After a fourteen minute bombardment of stoner rock theatrics, the acoustic based “Turn the Page” is quite an alarming listen. The guitars soar and interlace with one another much like the other songs on the album, but without the volume or distortion. It sounds like something Jimmy Page might have been working on back in the early 70’s. The effect is quite beautiful.
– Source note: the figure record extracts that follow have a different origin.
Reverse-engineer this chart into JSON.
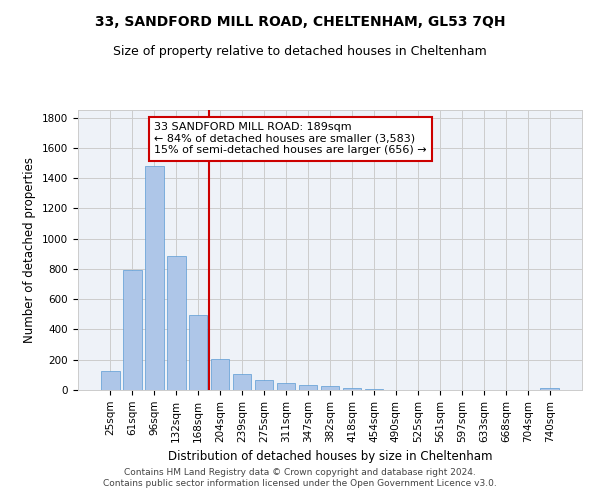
{
  "title_line1": "33, SANDFORD MILL ROAD, CHELTENHAM, GL53 7QH",
  "title_line2": "Size of property relative to detached houses in Cheltenham",
  "xlabel": "Distribution of detached houses by size in Cheltenham",
  "ylabel": "Number of detached properties",
  "footer_line1": "Contains HM Land Registry data © Crown copyright and database right 2024.",
  "footer_line2": "Contains public sector information licensed under the Open Government Licence v3.0.",
  "annotation_line1": "33 SANDFORD MILL ROAD: 189sqm",
  "annotation_line2": "← 84% of detached houses are smaller (3,583)",
  "annotation_line3": "15% of semi-detached houses are larger (656) →",
  "bar_color": "#aec6e8",
  "bar_edge_color": "#5b9bd5",
  "vline_color": "#cc0000",
  "annotation_box_color": "#cc0000",
  "background_color": "#ffffff",
  "grid_color": "#cccccc",
  "categories": [
    "25sqm",
    "61sqm",
    "96sqm",
    "132sqm",
    "168sqm",
    "204sqm",
    "239sqm",
    "275sqm",
    "311sqm",
    "347sqm",
    "382sqm",
    "418sqm",
    "454sqm",
    "490sqm",
    "525sqm",
    "561sqm",
    "597sqm",
    "633sqm",
    "668sqm",
    "704sqm",
    "740sqm"
  ],
  "values": [
    125,
    795,
    1480,
    885,
    495,
    205,
    105,
    65,
    45,
    32,
    27,
    10,
    4,
    2,
    1,
    1,
    0,
    0,
    0,
    0,
    10
  ],
  "ylim": [
    0,
    1850
  ],
  "yticks": [
    0,
    200,
    400,
    600,
    800,
    1000,
    1200,
    1400,
    1600,
    1800
  ],
  "vline_x_index": 4.5,
  "title_fontsize": 10,
  "subtitle_fontsize": 9,
  "axis_label_fontsize": 8.5,
  "tick_fontsize": 7.5,
  "annotation_fontsize": 8,
  "footer_fontsize": 6.5
}
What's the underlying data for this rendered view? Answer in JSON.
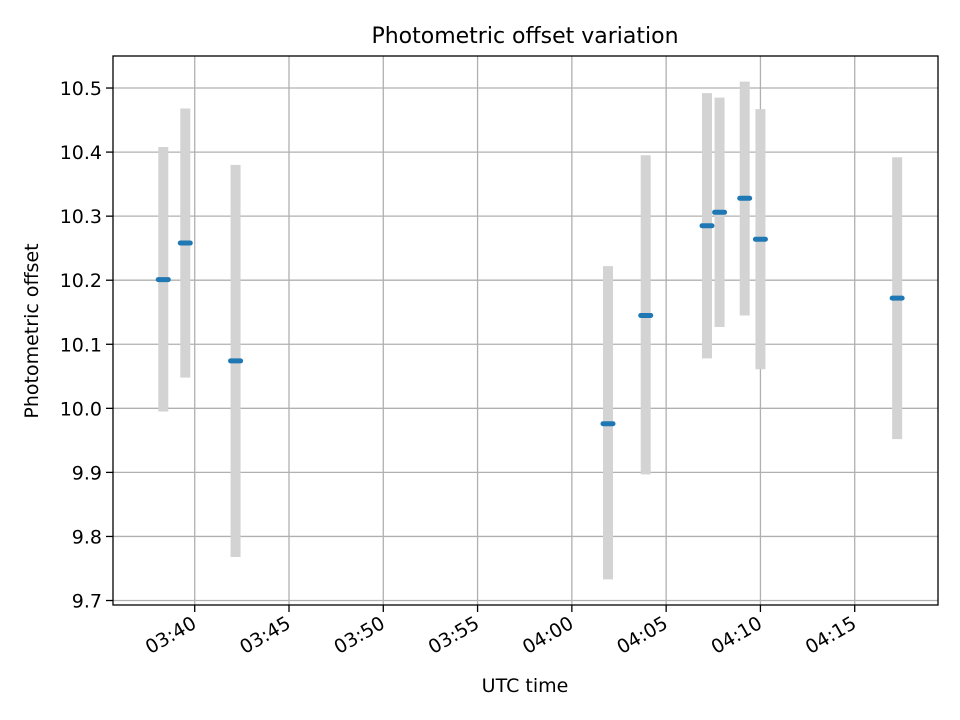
{
  "chart_data": {
    "type": "scatter",
    "title": "Photometric offset variation",
    "xlabel": "UTC time",
    "ylabel": "Photometric offset",
    "x_type": "time",
    "xlim": [
      "03:35:40",
      "04:19:25"
    ],
    "ylim": [
      9.693,
      10.55
    ],
    "xticks": [
      "03:40",
      "03:45",
      "03:50",
      "03:55",
      "04:00",
      "04:05",
      "04:10",
      "04:15"
    ],
    "yticks": [
      9.7,
      9.8,
      9.9,
      10.0,
      10.1,
      10.2,
      10.3,
      10.4,
      10.5
    ],
    "grid": true,
    "legend": false,
    "series": [
      {
        "marker_color": "#1f77b4",
        "errorbar_color": "#d3d3d3",
        "points": [
          {
            "x": "03:38:20",
            "y": 10.201,
            "low": 9.995,
            "high": 10.408
          },
          {
            "x": "03:39:30",
            "y": 10.258,
            "low": 10.048,
            "high": 10.468
          },
          {
            "x": "03:42:10",
            "y": 10.074,
            "low": 9.768,
            "high": 10.38
          },
          {
            "x": "04:01:55",
            "y": 9.976,
            "low": 9.733,
            "high": 10.222
          },
          {
            "x": "04:03:55",
            "y": 10.145,
            "low": 9.897,
            "high": 10.395
          },
          {
            "x": "04:07:10",
            "y": 10.285,
            "low": 10.078,
            "high": 10.492
          },
          {
            "x": "04:07:50",
            "y": 10.306,
            "low": 10.127,
            "high": 10.485
          },
          {
            "x": "04:09:10",
            "y": 10.328,
            "low": 10.145,
            "high": 10.51
          },
          {
            "x": "04:10:00",
            "y": 10.264,
            "low": 10.061,
            "high": 10.467
          },
          {
            "x": "04:17:15",
            "y": 10.172,
            "low": 9.952,
            "high": 10.392
          }
        ]
      }
    ]
  }
}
While “Turn the Page” is quite an interesting detour, the band returns to form with “Vy” and “Find the Path.” Down tuned sludgy riffs guide “Vy” as lead guitarist O’Hara/Davies adds dark melodic touches on top of them. Walters belts out the words in very eerie fashion. The band cranks up the speed and intensity a few minutes in with a great chugging riff before returning to the original tempo of the song and letting it slowly proceed to its conclusion. The recipe is similar on “Find the Path” but with more of an upbeat guitar attack and Walters getting more of a feature role. His voice is suited well for the music, definitely raspy but with power behind it. The rhythm section plays a nice role on this one (and throughout the album) as they provide the groundwork during riff oriented sections while adding their own personal flavor during the more open ended jams. Acrimony is definitely guitar driven (most stoner rock bands are), but there is no doubt a cohesion exists among all five members in their execution.
The pure rock power is not letting up at this point despite the watery intro to “The Bud Song.” The band alternates between spacey verses and heavy choruses before upping the tempo and launching into a full onslaught of a riff with a couple minutes to go. The riff has that perfect combination of crunch and tone while the accompanying wah wah solo wonderfully cuts over the top of it. Splendid.
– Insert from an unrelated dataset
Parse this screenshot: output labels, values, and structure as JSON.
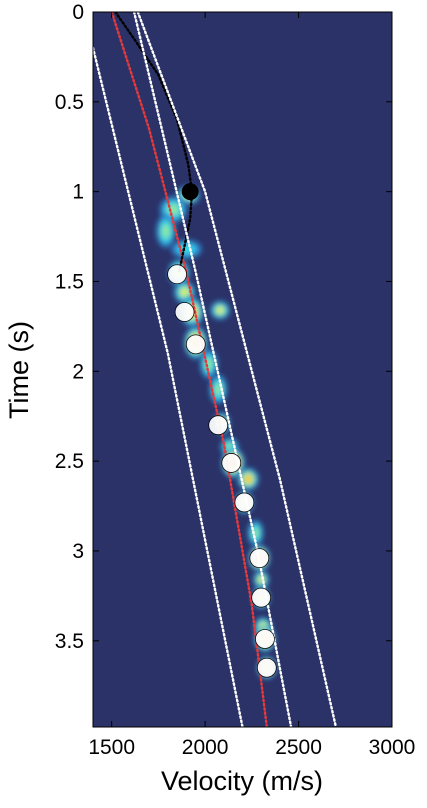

The album concludes with the massive trio “Motherslug (Mother of All Slugs),” “Heavy Feather,” and “Firedance.” All of these songs are over ten minutes long. You can expect a heavy diet of what has been seen so far, but extrapolated to the nth degree. The jams are longer, the number of sections increased, and the platform for guitar interplay even more extensive (check out the solo a little over four minutes in on “Heavy Feather”). The songs are definitely not as concise as the tracks leading up, but they are certainly no less fresh or evocative. “Heavy Feather” has a Sleep like intro before a mammoth riff is unfurled on the listener. It transitions to a more straightforward rock groove to set the stage for the previously mentioned guitar solo. “Firedance” distinguishes itself with its intro beat and fire crackling sounds before a smashing riff comes out of left field to set the stage. The song does not let up as the riffs continue to stack and the lead guitar elements catapult the song into the great unknown. In true stoner rock fashion, the album ends in highly distorted webs of feedback before only a whisper of what you’ve just heard remains.
Acrimony would not release another full length after Tumuli Shroomaroom, but this album cemented their legacy as stalwarts of their genre. Of all the stoner rock giants listed earlier, Acrimony found a way to interweave the assets of them all into a highly coherent rock package. From a compositional standpoint, that is highly impressive. Acrimony proves with this album that stoner rock’s potentially outlandish tendencies can be harnessed and delivered with skilled intent without compromising any of the genre’s unique qualities. Tumuli Shroomaroom is a highly metallic, highly gallant record. It’s awesome. From a stoner rock fan’s perspective, this album is simply bongtastic.